Nothing we didn't already know. Except for the myelination part.
@M.A.R. Yeah. All titles are required to be clickbait now, I guess.
@M.A.R. You need to see Darkwarlady's stylist, clearly.
22:39
@tchrist 1) My library discontinued their free online access to OED, so I don't see which band these words are in.
1a) Actually...even though they state the definition of the bands, do they have in their online viewer a statement of the band? Oh, yes, if memory serves, but they give some dots with dots filled in up to their band.
1b) anyway, that should be universal (at least on par with IPA for pronunciation)

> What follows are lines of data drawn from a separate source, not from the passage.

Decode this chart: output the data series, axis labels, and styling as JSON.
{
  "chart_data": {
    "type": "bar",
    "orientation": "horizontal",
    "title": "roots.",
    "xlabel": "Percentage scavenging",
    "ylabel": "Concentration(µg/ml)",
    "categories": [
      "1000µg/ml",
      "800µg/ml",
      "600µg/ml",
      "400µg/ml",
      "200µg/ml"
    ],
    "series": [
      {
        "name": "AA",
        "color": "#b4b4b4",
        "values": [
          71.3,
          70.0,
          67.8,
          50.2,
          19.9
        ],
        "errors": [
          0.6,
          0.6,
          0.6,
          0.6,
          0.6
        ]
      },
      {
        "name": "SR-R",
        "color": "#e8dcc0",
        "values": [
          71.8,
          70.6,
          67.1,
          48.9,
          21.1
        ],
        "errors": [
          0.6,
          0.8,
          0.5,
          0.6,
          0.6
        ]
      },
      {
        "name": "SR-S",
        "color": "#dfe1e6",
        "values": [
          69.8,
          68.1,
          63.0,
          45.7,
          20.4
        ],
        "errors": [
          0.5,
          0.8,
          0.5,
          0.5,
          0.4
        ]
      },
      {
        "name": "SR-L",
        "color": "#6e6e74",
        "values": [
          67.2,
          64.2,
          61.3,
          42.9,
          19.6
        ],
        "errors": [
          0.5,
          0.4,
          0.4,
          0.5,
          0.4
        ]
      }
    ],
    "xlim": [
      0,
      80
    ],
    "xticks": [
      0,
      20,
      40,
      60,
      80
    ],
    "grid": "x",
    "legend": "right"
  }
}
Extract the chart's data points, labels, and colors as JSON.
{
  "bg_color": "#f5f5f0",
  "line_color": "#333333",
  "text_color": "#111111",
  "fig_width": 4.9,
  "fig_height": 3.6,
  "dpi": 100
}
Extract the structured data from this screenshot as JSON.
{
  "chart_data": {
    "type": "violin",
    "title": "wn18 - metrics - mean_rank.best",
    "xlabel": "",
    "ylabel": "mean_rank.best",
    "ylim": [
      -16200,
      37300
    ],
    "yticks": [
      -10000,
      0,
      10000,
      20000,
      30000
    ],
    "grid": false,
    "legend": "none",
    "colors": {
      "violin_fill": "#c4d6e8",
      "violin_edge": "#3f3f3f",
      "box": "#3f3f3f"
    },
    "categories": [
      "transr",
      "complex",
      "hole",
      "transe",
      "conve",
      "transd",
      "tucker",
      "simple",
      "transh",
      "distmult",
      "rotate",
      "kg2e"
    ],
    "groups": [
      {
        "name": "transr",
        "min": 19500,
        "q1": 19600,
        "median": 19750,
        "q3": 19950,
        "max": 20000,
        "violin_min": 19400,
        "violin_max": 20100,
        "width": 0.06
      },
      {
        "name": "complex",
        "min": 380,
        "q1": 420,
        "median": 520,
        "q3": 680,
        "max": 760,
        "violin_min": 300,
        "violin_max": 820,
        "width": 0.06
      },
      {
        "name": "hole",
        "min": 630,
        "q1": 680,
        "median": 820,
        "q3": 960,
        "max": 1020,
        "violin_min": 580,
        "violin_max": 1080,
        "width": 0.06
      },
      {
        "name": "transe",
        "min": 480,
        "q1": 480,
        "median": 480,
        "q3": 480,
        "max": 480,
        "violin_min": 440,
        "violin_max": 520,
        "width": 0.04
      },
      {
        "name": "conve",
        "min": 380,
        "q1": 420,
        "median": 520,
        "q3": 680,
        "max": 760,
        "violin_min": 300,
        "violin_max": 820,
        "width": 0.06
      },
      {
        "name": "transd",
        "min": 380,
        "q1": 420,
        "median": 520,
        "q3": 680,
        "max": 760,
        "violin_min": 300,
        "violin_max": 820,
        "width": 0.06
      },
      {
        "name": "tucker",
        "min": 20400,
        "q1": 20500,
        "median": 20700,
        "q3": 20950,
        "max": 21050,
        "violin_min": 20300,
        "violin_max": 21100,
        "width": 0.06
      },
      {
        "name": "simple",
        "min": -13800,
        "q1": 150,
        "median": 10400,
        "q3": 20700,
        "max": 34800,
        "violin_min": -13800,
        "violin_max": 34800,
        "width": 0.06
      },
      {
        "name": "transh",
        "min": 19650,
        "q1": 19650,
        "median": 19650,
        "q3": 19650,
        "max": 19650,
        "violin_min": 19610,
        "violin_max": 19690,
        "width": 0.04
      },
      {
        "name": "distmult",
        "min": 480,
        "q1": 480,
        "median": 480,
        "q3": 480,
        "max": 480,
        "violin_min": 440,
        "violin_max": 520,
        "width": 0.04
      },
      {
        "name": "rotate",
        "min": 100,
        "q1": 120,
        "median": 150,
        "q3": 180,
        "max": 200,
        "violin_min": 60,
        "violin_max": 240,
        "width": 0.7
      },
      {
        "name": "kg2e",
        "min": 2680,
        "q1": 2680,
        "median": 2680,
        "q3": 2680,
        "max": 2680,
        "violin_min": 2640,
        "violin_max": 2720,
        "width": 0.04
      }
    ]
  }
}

2) I was playing fast and loose (as though those are different) with both terms (archaic/rare, which also I vaguely remember OED being a little loose on, maybe fast too). THere's only so many characters in a comment to get across an idea quickly.
Which direction are the bands? Is 1 the most frequent and 7 or 8 the least? or is band 1 like words that were used once and then never again?
@Mitch 1 is the rarest
And I thought I have a link that always works.